SAN FRANCISCO, CA — A small study in patients with established cardiovascular disease treated with aliskiren (Tekturna, Novartis) suggests the direct renin inhibitor increases aortic atherosclerosis as measured by MRI [1]. Although the totality of the evidence did show a significantly increased risk of plaque progression with aliskiren, the increase was driven by a change in aortic plaque among individuals treated with it in combination with an ACE inhibitor or angiotensin-receptor blocker (ARB).

"When we started the study, there was the expectation that renin inhibition, especially in patients already on an ACE inhibitor or an ARB, would be protective in terms of reducing atherosclerosis," senior investigator Dr Sanjay Rajagopalan (Ohio State University Medical Center, Columbus) told heartwire . "What we found was exactly the opposite, and that was a very strong signal showing that if you are on renin inhibition you actually have an increase in plaque compared with placebo."

Presented May 17, 2013 at the American Society of Hypertension (ASH) 2013 Scientific Sessions and published concurrently in the Journal of the American Heart Association, the study included 37 patients with established cardiovascular disease randomized to placebo and 34 patients randomized to 150-mg aliskiren (dose increased to 300 mg after two weeks of treatment).

However, the MRI study, known as ALPINE , was halted prematurely when the results of the multicenter Aliskiren Trial in Type 2 Diabetes Using Cardio-Renal Endpoints (ALTITUDE) trial were published in November 2012. In that study, aliskiren as an adjunct to renin-angiotensin system (RAS) blockade failed to provide benefit to patients with type 2 diabetes at high risk of cardiovascular and renal events and may have actually been harmful.

Small Patient Numbers

In total, 19 patients treated with placebo and 18 patients treated with aliskiren completed MRI at 36 weeks.

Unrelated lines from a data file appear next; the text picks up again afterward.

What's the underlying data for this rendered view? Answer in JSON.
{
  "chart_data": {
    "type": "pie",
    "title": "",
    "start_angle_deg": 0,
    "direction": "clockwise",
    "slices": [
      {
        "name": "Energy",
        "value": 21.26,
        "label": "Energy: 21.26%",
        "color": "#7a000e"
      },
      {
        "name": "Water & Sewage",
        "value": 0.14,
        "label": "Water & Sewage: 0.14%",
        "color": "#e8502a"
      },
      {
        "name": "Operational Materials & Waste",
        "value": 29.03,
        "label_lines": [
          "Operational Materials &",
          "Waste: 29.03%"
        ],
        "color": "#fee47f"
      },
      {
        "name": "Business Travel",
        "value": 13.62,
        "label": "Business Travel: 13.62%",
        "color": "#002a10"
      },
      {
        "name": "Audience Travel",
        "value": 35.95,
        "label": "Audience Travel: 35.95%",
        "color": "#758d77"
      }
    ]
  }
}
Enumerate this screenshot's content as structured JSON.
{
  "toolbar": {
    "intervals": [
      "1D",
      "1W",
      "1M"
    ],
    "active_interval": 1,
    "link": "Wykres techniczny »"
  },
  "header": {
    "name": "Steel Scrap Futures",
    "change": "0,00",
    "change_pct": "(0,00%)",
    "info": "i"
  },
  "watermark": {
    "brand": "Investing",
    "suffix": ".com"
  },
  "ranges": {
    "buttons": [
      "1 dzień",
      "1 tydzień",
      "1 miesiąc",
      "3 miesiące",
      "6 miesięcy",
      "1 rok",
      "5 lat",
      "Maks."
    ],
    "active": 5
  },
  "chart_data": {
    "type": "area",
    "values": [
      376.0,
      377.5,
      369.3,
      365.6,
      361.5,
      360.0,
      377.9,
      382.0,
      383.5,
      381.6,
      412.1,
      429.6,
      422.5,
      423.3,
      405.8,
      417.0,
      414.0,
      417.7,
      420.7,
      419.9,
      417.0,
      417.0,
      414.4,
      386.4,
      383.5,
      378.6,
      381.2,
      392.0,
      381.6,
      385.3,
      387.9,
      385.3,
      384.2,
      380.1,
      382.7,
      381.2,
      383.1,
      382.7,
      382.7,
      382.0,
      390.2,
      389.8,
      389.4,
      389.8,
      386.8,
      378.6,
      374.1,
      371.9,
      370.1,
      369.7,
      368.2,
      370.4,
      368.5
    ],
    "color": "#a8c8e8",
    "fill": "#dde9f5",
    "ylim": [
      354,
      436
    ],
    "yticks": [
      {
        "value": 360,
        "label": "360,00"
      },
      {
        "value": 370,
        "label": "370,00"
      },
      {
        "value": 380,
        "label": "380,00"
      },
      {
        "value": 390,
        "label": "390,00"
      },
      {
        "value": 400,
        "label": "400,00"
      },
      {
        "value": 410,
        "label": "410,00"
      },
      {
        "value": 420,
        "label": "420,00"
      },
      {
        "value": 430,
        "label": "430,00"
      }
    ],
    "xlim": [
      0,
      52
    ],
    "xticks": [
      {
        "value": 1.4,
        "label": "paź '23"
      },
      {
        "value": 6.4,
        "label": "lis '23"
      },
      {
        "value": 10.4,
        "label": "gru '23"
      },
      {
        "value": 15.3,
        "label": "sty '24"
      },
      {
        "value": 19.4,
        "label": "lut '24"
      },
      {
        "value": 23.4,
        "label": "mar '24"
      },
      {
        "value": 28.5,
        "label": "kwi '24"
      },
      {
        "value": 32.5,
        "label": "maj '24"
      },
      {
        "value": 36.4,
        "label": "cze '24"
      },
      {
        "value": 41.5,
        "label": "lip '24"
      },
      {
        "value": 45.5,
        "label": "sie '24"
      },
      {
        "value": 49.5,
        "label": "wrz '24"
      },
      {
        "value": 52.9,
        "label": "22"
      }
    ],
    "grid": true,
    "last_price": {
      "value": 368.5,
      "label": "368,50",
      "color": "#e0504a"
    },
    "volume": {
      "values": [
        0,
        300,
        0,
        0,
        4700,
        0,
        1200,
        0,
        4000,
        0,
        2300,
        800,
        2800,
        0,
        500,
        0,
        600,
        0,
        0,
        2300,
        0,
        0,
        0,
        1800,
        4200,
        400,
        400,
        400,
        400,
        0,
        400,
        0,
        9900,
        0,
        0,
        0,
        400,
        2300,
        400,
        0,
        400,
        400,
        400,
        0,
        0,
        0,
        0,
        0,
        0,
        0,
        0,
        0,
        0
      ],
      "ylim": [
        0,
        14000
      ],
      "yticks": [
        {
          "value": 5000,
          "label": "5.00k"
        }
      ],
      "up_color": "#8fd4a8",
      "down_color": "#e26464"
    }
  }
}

Treatment with the direct renin inhibitor resulted in a significant progression of aortic-plaque burden as measured by aortic-wall volume. The increase in aortic-wall volume was statistically significant from baseline in the aliskiren arm but not in the placebo-treated groups, and the between-group differences were statistically significant.

Changes in MRI Aortic-Wall Measurements From Baseline to Follow-up

MRI measurement Placebo Aliskiren p (across groups)
Total wall volume (mm3) 0.15 5.31 0.03
Percentage wall volume (%) 0.97 3.37 0.04
Patients receiving ACE inhibitors/ARBs      
Total wall volume (mm3) -3.01 5.19 0.02
Percentage wall volume (%) -0.06 3.29 0.03
Patients not treated with ACE inhibitors/ARBs      
Total wall volume (mm3) 0.74 6.74 0.45
Percentage wall volume (%) 1.33 3.07 0.99

For patients treated with ARBs and ACE inhibitors, which included approximately 60% of patients in both treatment arms, the rate of aortic-plaque progression as measured by changes in total wall volume and percentage wall volume was significantly higher in the aliskiren arm compared with placebo. This was not the case with patients who were not on background ACE inhibitor/ARB treatment.

"The changes that we observed on the MRI were small, but it's not the magnitude of change or the amount of plaque burden but the fact that is increasing that is of significance," said Rajagopalan. "The fact is that this is a surrogate marker for other pathophysiologic changes that might be going on, including plaque instability, and this can confer an increased risk for cardiovascular events."

Data from clinical trials has shown that the RAS antagonists such as ACE inhibitors and ARBs when used in combination in patients at high risk for vascular disease and/or established cardiovascular disease results in a paradoxical increase in cardiovascular events. As reported by heartwire , the European Medicines Agency (EMA) is currently reviewing the safety of using dual RAS blockade in clinical practice because of concerns of hyperkalemia, low blood pressure, and kidney failure with dual blockade compared with the use of one RAS agent alone. In 2009, the Canadian Hypertension Education Program (CHEP) told physicians and patients to stop using ARBs and ACE inhibitors together and the Canadian Heart and Stroke Foundation advised patients to see their family physicians as soon as possible to get their treatment changed.